MTQ XXIX Jateng Diikuti 832 Peserta, Taj Yasin Minta Tetap Jaga Prokes

oleh -
MTQ XXIX Jateng Diikuti 832 Peserta, Taj Yasin Minta Tetap Jaga Prokes

SEMARANG – Sebanyak 832 kilafah dari 35 kabupaten/kota mengikuti Musabaqah Tilawatil Quran (MTQ) XXIX Jawa Tengah yang digelar di Semarang. Ajang tersebut merupakan gelaran luar jaringan (luring) pertama sejak pandemi tahun 2020.

Wakil Gubernur Jawa Tengah, Taj Yasin Maimoen, saat menyampaikan sambutan Gubernur Jawa Tengah, Ganjar Pranowo, mengatakan bahwa selama lima tahun MTQ digelar secara terbatas di Asrama Haji Donohudan. Menurutnya, dengan gelaran luring saat ini akan menambah semangat dan persaingan masing-masing kilafah dalam mengikuti perlombaan.

“Terima kasih pak wali (Hedrar Prihadi) telah bersedia menjadi tuan rumah, mengingat dalam lima tahun terakhir MTQ diselenggarakan di Asrama Haji Donohudan, Boyolali.

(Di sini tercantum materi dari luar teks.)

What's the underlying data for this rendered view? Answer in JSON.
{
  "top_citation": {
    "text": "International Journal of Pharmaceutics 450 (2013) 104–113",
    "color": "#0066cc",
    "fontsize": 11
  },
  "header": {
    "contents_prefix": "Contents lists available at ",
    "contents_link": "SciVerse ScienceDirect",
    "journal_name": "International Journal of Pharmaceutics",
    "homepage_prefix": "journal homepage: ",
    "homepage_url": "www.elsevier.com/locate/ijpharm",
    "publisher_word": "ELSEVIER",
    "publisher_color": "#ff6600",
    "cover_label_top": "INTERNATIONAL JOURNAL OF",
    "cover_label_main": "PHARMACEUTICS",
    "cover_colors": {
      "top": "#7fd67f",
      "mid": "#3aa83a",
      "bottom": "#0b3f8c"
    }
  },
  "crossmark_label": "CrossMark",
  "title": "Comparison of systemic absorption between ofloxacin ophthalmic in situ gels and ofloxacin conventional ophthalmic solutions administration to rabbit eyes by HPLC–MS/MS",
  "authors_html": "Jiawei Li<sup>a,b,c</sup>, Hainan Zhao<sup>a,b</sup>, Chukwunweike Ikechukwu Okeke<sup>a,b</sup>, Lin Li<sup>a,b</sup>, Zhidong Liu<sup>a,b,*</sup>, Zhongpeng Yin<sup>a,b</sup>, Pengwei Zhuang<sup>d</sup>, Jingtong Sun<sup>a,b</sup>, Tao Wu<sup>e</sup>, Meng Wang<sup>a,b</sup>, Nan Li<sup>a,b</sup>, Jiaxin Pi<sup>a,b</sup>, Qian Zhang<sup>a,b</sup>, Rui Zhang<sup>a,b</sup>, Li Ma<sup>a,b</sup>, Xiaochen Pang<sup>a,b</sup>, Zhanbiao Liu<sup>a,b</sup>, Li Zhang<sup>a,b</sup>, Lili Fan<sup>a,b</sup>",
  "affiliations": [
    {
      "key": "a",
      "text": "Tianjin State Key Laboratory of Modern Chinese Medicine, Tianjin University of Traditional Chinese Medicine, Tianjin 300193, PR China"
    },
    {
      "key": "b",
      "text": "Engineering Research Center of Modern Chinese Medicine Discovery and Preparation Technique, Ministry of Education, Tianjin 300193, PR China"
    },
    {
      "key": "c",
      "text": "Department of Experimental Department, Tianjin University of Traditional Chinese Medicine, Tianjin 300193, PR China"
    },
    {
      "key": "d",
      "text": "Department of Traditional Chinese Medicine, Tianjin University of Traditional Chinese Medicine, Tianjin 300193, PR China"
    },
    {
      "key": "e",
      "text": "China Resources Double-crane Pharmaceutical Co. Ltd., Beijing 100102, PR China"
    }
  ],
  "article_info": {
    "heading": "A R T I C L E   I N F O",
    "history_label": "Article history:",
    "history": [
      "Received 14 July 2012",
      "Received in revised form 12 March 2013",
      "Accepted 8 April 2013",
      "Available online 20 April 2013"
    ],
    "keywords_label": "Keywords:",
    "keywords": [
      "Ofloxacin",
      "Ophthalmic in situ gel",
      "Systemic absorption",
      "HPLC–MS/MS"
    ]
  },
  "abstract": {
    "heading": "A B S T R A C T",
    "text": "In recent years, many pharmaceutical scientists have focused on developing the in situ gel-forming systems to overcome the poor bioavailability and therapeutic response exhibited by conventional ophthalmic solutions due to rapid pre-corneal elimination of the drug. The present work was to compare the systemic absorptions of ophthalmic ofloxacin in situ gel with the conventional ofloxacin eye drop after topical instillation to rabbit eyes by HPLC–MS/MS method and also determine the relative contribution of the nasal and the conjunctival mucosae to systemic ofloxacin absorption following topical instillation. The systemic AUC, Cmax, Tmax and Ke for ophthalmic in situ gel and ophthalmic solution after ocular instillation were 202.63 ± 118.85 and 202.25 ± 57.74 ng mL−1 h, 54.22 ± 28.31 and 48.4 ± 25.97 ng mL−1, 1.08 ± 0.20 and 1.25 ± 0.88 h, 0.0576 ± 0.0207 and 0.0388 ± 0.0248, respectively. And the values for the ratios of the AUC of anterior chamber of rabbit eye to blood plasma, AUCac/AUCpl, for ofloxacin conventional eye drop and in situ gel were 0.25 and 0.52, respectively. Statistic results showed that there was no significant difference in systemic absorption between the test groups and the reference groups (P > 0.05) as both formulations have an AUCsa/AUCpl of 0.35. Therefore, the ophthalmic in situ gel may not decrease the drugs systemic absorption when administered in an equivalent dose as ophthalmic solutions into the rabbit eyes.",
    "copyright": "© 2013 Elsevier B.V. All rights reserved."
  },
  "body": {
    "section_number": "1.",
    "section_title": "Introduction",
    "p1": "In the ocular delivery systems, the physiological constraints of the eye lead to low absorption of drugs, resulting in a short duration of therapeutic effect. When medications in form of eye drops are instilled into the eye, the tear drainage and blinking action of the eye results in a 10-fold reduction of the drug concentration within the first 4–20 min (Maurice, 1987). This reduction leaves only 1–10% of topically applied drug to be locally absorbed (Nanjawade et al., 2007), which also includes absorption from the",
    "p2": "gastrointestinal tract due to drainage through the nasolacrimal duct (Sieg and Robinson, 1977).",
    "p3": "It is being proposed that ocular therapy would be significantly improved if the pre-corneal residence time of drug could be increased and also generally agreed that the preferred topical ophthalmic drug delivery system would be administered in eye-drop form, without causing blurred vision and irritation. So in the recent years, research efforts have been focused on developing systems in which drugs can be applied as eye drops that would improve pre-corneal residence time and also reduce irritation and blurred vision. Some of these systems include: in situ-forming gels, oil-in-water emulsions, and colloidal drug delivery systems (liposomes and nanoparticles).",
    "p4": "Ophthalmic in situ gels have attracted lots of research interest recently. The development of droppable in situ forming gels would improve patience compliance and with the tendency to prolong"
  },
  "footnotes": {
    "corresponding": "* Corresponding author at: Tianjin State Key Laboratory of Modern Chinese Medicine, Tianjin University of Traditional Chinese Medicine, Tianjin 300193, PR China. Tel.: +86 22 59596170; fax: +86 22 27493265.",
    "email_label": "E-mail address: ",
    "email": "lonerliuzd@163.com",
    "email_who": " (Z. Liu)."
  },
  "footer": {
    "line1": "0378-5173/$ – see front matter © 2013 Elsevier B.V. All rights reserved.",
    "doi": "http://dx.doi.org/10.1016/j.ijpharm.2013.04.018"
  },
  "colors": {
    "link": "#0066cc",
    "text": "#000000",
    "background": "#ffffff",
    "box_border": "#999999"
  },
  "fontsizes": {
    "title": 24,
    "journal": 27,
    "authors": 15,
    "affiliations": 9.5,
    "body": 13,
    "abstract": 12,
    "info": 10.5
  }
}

Dan selama 2 tahun ini kegiatan keagamaan dilaksanakan secara virtual. Alhamdulillah, Covid-19 berhasil kita kendalikan, dan berbagai kegiatan masyarakat sudah dapat diselenggarakan secara normal,” kata Taj Yasin saat pembukaan MTQ XXIX 2022 Jateng, di Lapangan Pancasila Semarang, Jumat (22/07/2022) malam.

Taj Yasin juga mengingatkan kepada para peserta untuk senantiasa menerapkan protokol kesehatan selama berlomba. Dia menyampaikan bahwa Covid-19 masih ada, sehingga masyarakat perlu berhati-hati. Salah satu langkah mudah, menurutnya, adalah dengan mengenakan masker saat bepergian.

“Kewaspadaan harus terus ditingkatkan, karena Covid-19 masih ada. Protokol kesehatan harus tetap dijaga,”tandas ketua LPTQ Jateng ini.

Taj Yasin Maimoen berharap, pada penyelenggaraan MTQ yang akan datang, jumlah peserta bisa bertambah. Sebab, dirinya saat ini masih melihat beberapa cabang lomba yang tidak diikuti kabupaten/ kota.

Pada kesempatan itu Taj Yasin juga menyampaikan bahwa penyelenggaraan MTQ tingkat Provinsi Jawa Tengah saat ini sudah berbasis IT. Mulai dari pendaftaran, pelaksanaan hingga penilaiannya.

Penerapan IT ini selaras dengan MTQ tingkat nasional yang akan dilaksanakan di Kalimantan Selatan pada Oktober nanti. Pemanfaatan IT akan mendorong transparansi dan menciptakan akuntabilitas.

“Ini supaya masyarakat bisa mengetahui bagaimana MTQ ini dilaksanakan, penilaiannya bagaimana, mereka bisa mengikuti lewat IT itu di rumahnya masing-masing, sehingga tidak ada pertanyaan-pertanyaan lagi, seolah-olah bahwa itu hasil dari kami. Bukan ini dari juri dan memang benar-benar dilakukan seleksi secara adil, jujur dan terbuka,” pungkasnya.

Pembukaan MTQ XXIX Jawa Tengah 2022 ditandai dengan pemukulan bedug oleh Taj Yasin, didampingi oleh Walikota Semarang, Hendrar Prihadi, dan Kepala Kanwil Kemenag Jateng, Musta’in Ahmad.